Autismo: Da dificuldade no contato visual à habilidade de montar brinquedos

O contato visual no autismo é uma das principais características a serem notadas por pais e pelas demais pessoas que convivem com a criança. Logo na primeira infância é possível observar esse aspecto. As mães, principalmente, podem notar esse sinal no momento em que alimentam seus filhos.

A hora de mamar é o momento mais íntimo entre mãe e filho. É a oportunidade em que a comunicação se dá pelo toque da mãozinha na mão da daquela pessoa que fornece o alimento e, também, pelo olhar.

Mas e quando o bebê não estabelece esse contato com você? É possível classificar tal atitude como autismo? O que fazer? Por que isso acontece? Meu filho não olha para as pessoas, mas monta quebra-cabeças e outros brinquedos com muita facilidade, isso é normal?

Bom, essas perguntas vivem tirando o sono das mamães de plantão e não é por acaso; afinal, o Transtorno do Espectro Autista (TEA) é algo sério e que precisa de acompanhamento. As duas situações reproduzidas no parágrafo anterior, embora não tenham relações estritamente diretas, são sinais frequentes em muitos casos de TEA. O contato visual no autismo e a habilidade de montar brinquedos são os focos deste artigo.

Por que as pessoas com autismo não olham nos olhos do interlocutor?

Primeiramente, é preciso deixar claro que essa atitude não está ligada a nenhum sentimento de menosprezo do pequeno, do jovem ou do adulto que convive com o TEA. A situação é mais complexa que parece e já existem estudos que comprovam.

Há alguns relatos que afirmam que o desvio do olhar por parte da pessoa que vive com autismo pode ser notado até mesmo quando o indivíduo vê o seu reflexo no espelho. Sim, isso mesmo. Há crianças que resistem até mesmo ao ato de encarar a própria imagem.

Os estudos constataram que tal comportamento é a forma que eles encontram para reduzir uma excitação excessiva, responsável por causar desconforto. Isso acontece porque quando os pequenos olham diretamente nos olhos de seu interlocutor, o cérebro passa a receber uma maior ativação de partes específicas de sua estrutura, como o sistema cerebral subcortical. Importante salientar que isso pode gerar estresse e agitação nos pequenos.

Há possibilidade de trabalhar o contato visual no autismo?

Sim, mas é preciso cautela. Cada criança precisa de intervenções que sejam adequadas para ela. Sendo assim, antes de pensar no que poderia ser bom para o pequeno, não deixe de consultar especialistas que podem dar as orientações necessárias. Os terapeutas, então, estabelecem o tratamento ideal para a demanda do paciente.

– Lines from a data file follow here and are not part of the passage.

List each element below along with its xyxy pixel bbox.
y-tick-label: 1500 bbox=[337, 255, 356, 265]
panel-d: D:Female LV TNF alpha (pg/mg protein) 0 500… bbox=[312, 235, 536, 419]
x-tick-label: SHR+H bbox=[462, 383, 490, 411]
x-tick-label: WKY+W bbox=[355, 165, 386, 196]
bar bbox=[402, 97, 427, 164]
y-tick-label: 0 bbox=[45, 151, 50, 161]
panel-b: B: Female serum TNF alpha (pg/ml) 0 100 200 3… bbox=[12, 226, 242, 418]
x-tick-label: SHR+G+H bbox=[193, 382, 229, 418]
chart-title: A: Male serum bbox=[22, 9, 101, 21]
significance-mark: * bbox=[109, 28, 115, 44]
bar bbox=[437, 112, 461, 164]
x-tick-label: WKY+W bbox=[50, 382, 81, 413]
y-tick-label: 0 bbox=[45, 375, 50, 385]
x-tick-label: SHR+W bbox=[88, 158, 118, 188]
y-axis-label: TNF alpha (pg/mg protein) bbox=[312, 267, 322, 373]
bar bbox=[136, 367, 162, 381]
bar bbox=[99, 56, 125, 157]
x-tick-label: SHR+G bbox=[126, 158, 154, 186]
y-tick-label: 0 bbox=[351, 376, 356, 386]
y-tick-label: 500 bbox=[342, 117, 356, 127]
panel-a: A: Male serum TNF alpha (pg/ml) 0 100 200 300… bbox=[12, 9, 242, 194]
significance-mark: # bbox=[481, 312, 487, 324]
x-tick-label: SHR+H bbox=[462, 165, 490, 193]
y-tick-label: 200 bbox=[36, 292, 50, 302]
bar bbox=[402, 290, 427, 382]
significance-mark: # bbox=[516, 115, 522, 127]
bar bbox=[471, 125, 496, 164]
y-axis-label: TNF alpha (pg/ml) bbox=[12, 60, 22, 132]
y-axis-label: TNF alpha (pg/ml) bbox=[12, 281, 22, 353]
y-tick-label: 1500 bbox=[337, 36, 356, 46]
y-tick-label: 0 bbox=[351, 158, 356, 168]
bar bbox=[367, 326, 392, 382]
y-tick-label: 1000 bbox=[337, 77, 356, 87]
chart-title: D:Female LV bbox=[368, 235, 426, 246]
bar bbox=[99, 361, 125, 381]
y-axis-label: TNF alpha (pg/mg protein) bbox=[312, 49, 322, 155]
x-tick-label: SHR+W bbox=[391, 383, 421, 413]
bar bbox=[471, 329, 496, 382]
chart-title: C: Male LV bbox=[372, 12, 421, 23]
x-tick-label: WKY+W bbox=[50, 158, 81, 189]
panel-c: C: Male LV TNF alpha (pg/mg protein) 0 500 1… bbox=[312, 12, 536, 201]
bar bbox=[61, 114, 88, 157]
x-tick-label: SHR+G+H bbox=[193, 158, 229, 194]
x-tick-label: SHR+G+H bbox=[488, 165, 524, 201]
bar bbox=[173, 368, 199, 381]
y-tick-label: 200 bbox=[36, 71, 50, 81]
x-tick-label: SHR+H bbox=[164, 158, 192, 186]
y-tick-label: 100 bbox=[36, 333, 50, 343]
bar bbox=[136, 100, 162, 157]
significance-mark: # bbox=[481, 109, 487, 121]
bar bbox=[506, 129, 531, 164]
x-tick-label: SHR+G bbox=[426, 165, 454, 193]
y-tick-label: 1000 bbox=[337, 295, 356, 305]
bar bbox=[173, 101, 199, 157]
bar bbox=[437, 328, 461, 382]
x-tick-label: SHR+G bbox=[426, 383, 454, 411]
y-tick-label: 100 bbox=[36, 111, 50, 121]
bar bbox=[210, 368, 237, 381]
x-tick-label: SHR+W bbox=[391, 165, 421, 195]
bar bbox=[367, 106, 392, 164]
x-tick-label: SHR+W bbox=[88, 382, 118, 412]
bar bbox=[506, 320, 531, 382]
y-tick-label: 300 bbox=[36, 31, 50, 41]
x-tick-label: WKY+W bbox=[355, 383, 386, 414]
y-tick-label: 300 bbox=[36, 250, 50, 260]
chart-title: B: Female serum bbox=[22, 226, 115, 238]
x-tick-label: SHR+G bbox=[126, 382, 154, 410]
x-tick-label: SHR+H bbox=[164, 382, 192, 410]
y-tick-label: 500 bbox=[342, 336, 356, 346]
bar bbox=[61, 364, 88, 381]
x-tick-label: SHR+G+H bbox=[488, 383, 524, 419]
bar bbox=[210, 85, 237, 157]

Importante reforçar que o pequeno com autismo nunca deve ser forçado a estabelecer contato visual, pois quanto mais ele for obrigado a tal comportamento, mais agitado pode ficar. Procure sempre um médico.

As crianças não estabelecem contato visual, mas montam brinquedos facilmente

Eis aí outra característica notada por pais e mães de pequenos diagnosticados com autismo. Se por um lado eles encontram dificuldades para estabelecer esse contato; por outro a situação é bem diferente.

Isso também é explicado por pesquisadores. Acontece o seguinte: ao montar um quebra-cabeça, por exemplo, as crianças que convivem com TEA não se prendem tanto no sentido a ser representado por cada peça do brinquedo. Para elas, reproduzir o que está posto ali não é tão importante do que seguir uma lógica de linhas, cores e formas das peças para colocar tudo de acordo com sua concepção.

Por conta disso, eles são tão ágeis para montar um quebra-cabeça ou um brinquedo grande que contenha várias peças. No entanto, vale lembrar que embora muitas pessoas com autismo demonstrem essa habilidade, essa ‘facilidade’ não ocorre com todo mundo. Entretanto, pode haver outros talentos a serem observados nessas crianças e jovens. Mais uma vez a conversa com o terapeuta é bastante necessária.